El anciano cascarrabias tomó aire antes de rematar su discurso:
—Por el contrario —añadió—, en el lado opuesto están aquellos a los que Leonardo considera la luz. Es la zona iluminada de la mesa, y en ella no sólo se ha retratado a sí mismo sino también a Platón, al antiguo inspirador de muchas de las doctrinas heréticas de los cátaros.
De repente recordé algo:
—Y también los hermanos Guillermo y Giberto, los dos cátaros confesos —añadí—. ¿O no fuisteis vos quien me dijisteis que Giberto posó para el perfil del apóstol Felipe?
El tuerto asintió.
—Por cierto —argumenté recordando la disposición geométrica de los apóstoles—, también vos estáis ahí. Dando vida a santo Tomás. ¿Verdad?

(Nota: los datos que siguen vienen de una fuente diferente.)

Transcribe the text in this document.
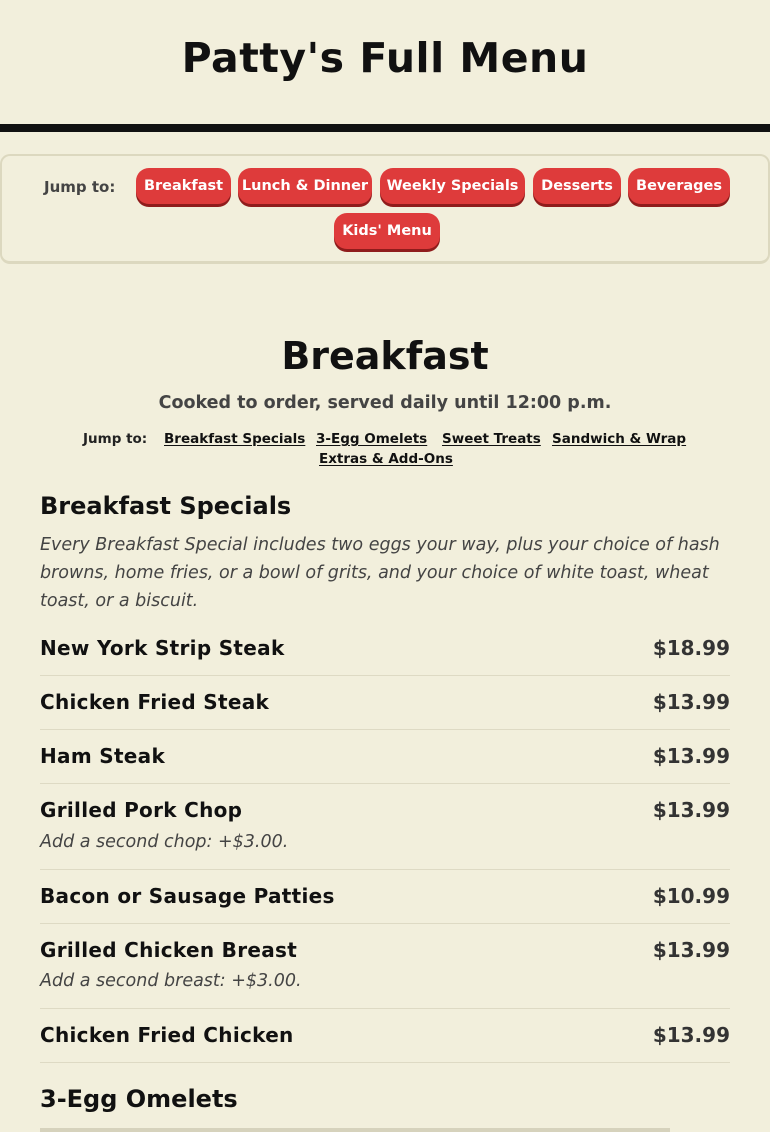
Patty's Full Menu
Jump to:	Breakfast	Lunch & Dinner	Weekly Specials	Desserts	Beverages
Kids' Menu
Breakfast
Cooked to order, served daily until 12:00 p.m.
Jump to: Breakfast Specials 3-Egg Omelets Sweet Treats Sandwich & Wrap
Extras & Add-Ons
Breakfast Specials

Every Breakfast Special includes two eggs your way, plus your choice of hash browns, home fries, or a bowl of grits, and your choice of white toast, wheat toast, or a biscuit.

New York Strip Steak	$18.99
Chicken Fried Steak	$13.99
Ham Steak	$13.99
Grilled Pork Chop	$13.99
Add a second chop: +$3.00.
Bacon or Sausage Patties	$10.99
Grilled Chicken Breast	$13.99
Add a second breast: +$3.00.
Chicken Fried Chicken	$13.99
3-Egg Omelets
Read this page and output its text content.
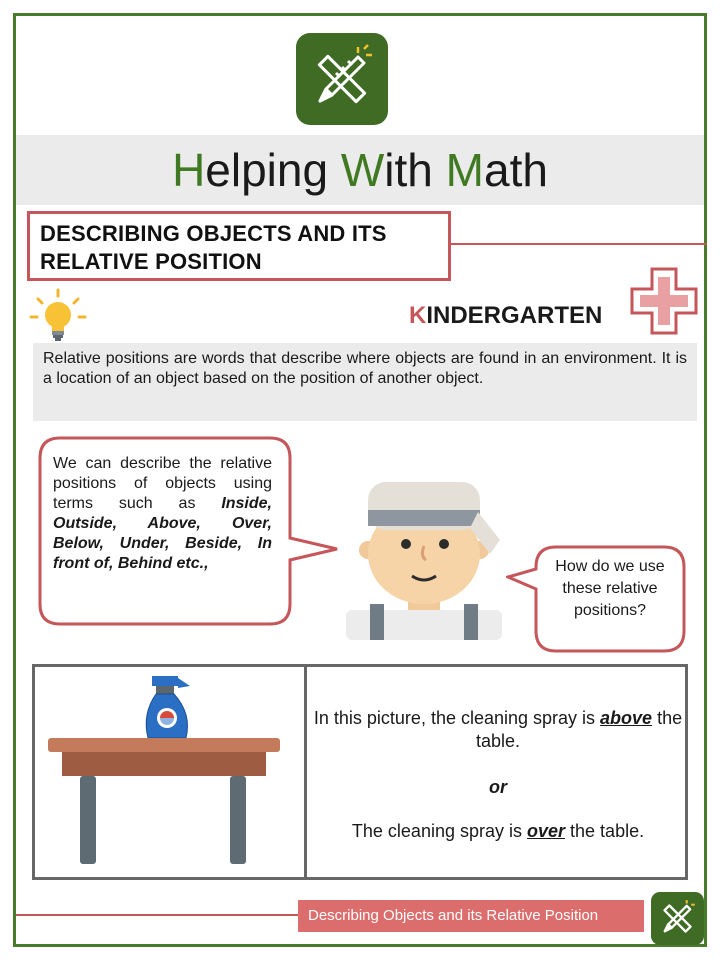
Helping With Math
DESCRIBING OBJECTS AND ITS
RELATIVE POSITION
KINDERGARTEN

Relative positions are words that describe where objects are found in an environment. It is a location of an object based on the position of another object.

We can describe the relative positions of objects using terms such as Inside, Outside, Above, Over, Below, Under, Beside, In front of, Behind etc.,	How do we use these relative positions?
In this picture, the cleaning spray is above the table.
or
The cleaning spray is over the table.
Describing Objects and its Relative Position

Benedetto rezongó algo, incómodo, y protestó con energía después.
—Dejémonos de historias. Está bien que nos esforcemos por interpretar el mural de Leonardo, pero lo que verdaderamente debería importarnos es decidir qué vamos a hacer con esa obra. Os lo diré una sola vez, hermanos: o atajamos de raíz este asunto y emparedamos esa pintura, o el contenido de ese mural va a ser un faro para los herejes que sólo nos traerá problemas.